Back in the ‘80s and ‘90s, when the economy was booming, it made sense to “study what you love,” or “figure out what you love doing”. Feelings were a big factor in choosing a course of study and a career. But we are not in the ‘80s and ‘90s anymore. Different rules apply. You must be strategic. You have to be smart. You need to be a rebel.
Salary.com did a survey a few years ago of the careers with the worst Return on Investment (ROI), To calculate ROI for a specific degree, they assumed a four year degree cost of $37,343 for a public liberal arts degree, and a figure of $121,930 for degrees earned at four-year private colleges. The total included room and board, tuition, and books and did not include scholarships nor grants. They then determined the median cash compensation over the course of 30 years of typical jobs requiring that degree, adding 4.3 percent per year to account for inflation. To determine ROI, they subtracted the cost of the degree from the gains over 30 years, and divided that figure by cost.
Here are the top eight degrees with the worst ROI. Look to see if you’re leaning in the direction of these degrees, or if you already have one of these degrees.
- Sociology (Social Worker, Corrections Officer, or Chemical Dependency Counselor)
- Fine Arts (Museum Research Worker, Graphic Designer, Painter, or Illustrator)
- Education (Daycare Teacher, Elementary School Teacher, or High School Teacher)
- Religious Studies, Theology (Chaplain in the Healthcare Sector, Associate Pastor, or Religious Educator)
- Hospitality/Tourism (Meeting or Event Planner, Hotel Resident Manager, or Catering Manager)

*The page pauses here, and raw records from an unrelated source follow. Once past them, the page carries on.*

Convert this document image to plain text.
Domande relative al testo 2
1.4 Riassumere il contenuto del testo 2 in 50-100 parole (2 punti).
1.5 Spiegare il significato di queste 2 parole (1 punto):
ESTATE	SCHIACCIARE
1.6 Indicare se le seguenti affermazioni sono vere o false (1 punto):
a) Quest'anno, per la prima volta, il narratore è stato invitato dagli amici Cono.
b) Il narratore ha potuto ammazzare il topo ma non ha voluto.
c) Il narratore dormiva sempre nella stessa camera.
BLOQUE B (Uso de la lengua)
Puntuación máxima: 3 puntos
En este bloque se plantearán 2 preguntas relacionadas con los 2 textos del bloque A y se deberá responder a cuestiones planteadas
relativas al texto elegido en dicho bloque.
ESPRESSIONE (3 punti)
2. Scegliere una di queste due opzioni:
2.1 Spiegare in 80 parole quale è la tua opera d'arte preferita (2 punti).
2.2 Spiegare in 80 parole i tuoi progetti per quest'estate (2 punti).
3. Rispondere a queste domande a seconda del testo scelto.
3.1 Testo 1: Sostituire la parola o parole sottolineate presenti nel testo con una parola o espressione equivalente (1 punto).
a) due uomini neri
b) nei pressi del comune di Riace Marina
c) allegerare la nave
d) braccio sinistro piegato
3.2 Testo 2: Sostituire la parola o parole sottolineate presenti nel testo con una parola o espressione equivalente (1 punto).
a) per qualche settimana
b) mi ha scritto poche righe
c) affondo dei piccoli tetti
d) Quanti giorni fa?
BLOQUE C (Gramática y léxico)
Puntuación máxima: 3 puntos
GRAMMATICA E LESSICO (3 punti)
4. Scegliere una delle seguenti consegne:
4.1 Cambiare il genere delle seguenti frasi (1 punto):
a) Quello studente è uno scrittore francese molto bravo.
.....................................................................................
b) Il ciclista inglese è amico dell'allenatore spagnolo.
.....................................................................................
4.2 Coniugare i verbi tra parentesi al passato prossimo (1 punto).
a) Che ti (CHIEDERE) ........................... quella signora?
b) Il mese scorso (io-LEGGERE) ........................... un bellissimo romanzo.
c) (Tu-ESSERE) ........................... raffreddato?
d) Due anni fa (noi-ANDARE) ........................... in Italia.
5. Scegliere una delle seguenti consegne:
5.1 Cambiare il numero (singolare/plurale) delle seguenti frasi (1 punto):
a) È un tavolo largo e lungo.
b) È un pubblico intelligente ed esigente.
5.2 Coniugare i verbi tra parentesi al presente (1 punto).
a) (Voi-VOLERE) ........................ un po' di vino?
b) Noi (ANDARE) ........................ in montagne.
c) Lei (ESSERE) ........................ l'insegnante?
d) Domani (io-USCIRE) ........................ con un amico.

- Nutrition (Dietician, Food Services Manager, or Food Scientist)
- Psychology (Human Services Worker, Career Counselor, or Bereavement Coordinator)
- Communications (Copywriter, News Reporter, or Marketing Coordinator)
So, let’s say you’re thinking about going for such a degree. Or you’re a parent whose child is going in one of these directions. First, it’s important to simply be aware that the ROI isn’t great for these.
But, I love psychology/fine art/nutrition. How can you possibly expect me not to do what I love?
This is the quandary with the current higher education climate. We have to be smart, so that we can do what we love and make a decent living and pay off high student debt.
So, what if you thought like a rebel? What if you went for one of the best ROI degrees? What if you spent a few years making a lot of money, you paid off your high student debt, made good investments, and then went into fine art? Imagine how ahead of the game you could be.
The point is that many of us follow only our feelings when we go for a degree. And in the current climate, feelings simply will not cut it. We need to use both our strategic brains and take into account how to nurture our deepest beliefs.
Whatever choice you make, the point is that now more than ever if you’re a student entering college you must be aware of the implications, and you need to fully understand the financial implications of the choice you’re making.
This decision could end up leaving you in high student debt, which could affect you for the remainder of your life.